Farinha do mesmo saco

Volto a uma já mencionada entrevista com Freud, concedida ao jornalista americano George Sylvester Viereck. Nela, Freud menciona que, no começo, “a psicanálise supôs que o Amor, impulso de viver, tinha toda a importância. E que agora sabíamos que a Morte é igualmente importante. Biologicamente, todo ser vivo, não importa quão intensamente a vida queime dentro dele, anseia pelo Nirvana, pela cessação da “febre chamada viver”, anseia pelo seio de Abraão.”

Realmente, muitas vezes me sinto plena de energia, determinada, forte, capaz de enfrentar a Vida, de curtir a vida, de me deixar encantar com as pequenas belezas de todo dia, me encher de sentimentos os mais variados, que dão sentido ao fato de eu estar viva! Penso no futuro, tenho coragem de reconhecer os erros do passado, que me custaram sangue, suor e lágrimas, às vezes quebrei a cara em tantos caquinhos que julguei impossível reuni-los para formar um rosto novamente, refazer uma identidade! Noutras, fui tão longe nessa minha vontade de viver tudo que me perdi, caramba, não sabia mais como voltar… Aliás, do que falava mesmo? O que pensava? Onde estou? Quem sou? Mas a vontade de viver era tanta, que me puxou de volta do abismo fatal de morte ou loucura.
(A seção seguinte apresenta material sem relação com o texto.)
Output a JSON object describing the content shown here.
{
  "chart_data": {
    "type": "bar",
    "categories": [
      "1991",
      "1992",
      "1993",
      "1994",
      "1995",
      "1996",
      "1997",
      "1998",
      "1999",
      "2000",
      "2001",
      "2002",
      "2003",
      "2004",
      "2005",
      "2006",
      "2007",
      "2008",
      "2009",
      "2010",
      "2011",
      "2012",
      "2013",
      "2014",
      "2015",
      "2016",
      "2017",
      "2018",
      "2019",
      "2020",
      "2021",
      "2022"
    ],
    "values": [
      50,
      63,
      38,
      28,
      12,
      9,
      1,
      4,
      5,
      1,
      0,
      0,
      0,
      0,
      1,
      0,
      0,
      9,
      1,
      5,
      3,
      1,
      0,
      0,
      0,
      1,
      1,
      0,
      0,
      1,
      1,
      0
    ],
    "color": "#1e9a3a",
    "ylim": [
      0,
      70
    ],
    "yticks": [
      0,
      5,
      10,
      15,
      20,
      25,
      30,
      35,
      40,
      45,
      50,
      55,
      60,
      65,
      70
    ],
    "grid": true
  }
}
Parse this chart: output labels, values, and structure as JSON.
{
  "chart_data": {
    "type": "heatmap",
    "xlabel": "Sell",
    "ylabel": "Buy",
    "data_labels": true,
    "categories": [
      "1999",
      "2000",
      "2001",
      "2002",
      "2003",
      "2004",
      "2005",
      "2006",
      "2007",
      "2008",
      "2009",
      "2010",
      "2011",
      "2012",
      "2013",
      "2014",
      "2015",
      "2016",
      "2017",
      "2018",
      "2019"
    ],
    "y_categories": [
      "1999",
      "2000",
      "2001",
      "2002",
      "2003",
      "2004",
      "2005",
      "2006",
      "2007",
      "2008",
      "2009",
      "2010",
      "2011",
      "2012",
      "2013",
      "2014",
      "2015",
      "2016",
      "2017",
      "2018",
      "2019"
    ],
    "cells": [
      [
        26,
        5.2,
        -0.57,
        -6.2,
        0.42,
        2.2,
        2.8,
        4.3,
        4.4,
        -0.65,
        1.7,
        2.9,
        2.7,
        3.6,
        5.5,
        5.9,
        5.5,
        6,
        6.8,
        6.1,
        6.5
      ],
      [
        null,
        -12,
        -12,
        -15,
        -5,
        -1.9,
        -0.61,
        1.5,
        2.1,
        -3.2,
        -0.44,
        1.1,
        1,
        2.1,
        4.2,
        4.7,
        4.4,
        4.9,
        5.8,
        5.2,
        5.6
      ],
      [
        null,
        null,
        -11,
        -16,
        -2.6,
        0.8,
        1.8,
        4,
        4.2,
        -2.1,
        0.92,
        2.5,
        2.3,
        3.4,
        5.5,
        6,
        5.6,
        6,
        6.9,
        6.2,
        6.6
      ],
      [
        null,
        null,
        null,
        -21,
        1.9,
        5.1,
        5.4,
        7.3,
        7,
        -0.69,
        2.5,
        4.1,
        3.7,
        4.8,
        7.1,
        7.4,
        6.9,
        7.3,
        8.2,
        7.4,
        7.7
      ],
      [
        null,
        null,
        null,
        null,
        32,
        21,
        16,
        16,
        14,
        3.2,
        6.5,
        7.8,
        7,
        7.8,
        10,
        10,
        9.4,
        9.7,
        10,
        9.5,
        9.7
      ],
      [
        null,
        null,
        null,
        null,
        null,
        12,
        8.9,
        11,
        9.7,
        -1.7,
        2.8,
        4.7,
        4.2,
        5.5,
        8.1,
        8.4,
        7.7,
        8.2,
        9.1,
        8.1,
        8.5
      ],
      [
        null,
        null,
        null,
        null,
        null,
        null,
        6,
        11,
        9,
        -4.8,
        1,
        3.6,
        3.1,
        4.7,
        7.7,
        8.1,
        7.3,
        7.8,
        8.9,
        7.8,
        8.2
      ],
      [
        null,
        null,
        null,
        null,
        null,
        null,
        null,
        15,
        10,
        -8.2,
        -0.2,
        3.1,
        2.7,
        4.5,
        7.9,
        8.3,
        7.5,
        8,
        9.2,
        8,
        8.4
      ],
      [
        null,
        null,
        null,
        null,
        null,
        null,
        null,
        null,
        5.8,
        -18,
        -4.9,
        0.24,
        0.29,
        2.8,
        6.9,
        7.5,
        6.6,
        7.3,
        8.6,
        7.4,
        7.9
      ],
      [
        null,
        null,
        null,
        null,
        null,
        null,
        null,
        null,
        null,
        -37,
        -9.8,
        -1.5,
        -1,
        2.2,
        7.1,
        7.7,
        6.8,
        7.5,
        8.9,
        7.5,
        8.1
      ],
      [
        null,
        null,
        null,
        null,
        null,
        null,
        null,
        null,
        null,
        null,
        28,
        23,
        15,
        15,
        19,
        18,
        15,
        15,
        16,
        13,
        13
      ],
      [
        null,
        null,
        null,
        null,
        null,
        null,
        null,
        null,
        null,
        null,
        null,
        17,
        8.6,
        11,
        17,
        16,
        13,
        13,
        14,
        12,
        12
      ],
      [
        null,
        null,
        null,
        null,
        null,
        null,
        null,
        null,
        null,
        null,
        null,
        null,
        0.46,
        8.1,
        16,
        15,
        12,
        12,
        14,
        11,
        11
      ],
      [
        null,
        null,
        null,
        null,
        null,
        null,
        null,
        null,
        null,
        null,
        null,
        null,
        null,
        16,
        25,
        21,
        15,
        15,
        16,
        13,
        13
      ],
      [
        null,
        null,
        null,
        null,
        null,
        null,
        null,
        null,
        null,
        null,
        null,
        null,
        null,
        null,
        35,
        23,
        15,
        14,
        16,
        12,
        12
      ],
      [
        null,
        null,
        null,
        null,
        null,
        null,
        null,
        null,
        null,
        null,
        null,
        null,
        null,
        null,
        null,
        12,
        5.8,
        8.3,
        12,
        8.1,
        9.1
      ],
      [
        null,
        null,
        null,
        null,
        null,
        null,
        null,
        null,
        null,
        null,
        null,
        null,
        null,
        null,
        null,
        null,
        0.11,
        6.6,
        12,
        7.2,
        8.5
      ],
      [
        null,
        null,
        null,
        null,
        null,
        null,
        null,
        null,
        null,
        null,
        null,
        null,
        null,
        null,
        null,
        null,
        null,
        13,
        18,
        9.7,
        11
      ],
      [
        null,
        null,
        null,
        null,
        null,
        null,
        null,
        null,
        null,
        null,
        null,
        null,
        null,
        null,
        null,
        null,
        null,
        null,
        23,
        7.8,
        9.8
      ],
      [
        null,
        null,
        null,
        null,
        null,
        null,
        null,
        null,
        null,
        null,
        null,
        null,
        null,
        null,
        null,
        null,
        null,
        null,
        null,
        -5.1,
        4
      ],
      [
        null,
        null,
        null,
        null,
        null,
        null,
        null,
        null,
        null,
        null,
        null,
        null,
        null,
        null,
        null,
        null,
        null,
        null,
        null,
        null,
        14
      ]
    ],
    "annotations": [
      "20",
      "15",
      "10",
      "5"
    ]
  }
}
Às vezes, viver doía tanto que o canto de sereia da Morte tentava me seduzir… Vem pra cá, aqui nada vai te machucar… Você vai poder ficar descansando eternamente se quiser, querida, meu amor… Sim, Morte é uma grande sedutora, finíssima, chiquérrima, aconchegante. Ah, tudo o que eu queria era dormir um ano inteiro, descansar até parar a dor e o cansaço; não fazer nada, não ser responsável por nada, portanto, sem culpa. Fugir da pressão que é viver. Fechar os olhos e só ver minhas fantasias de maravilhas. Que amor, que nada. Ninguém me ama, ninguém me quer.

É nessa hora que vem, de fora, um aliado da vontade de viver, e dá um tranco em quem está nesse transe e pergunta: quer morrer? Pode levantar e ir lavar a louça, pagar as contas, dar atenção aos seus filhos, a seus pais aos seus amigos, a você que está aí largado nessa cama feito um pano de chão. “Mas não consigo…”, diz o falso moribundo, “não tenho forças…” E o aliado de fora ordena então: vai se tratar, tomar um remédio, fazer ginástica. Aí, eu te juro que essa dor passa.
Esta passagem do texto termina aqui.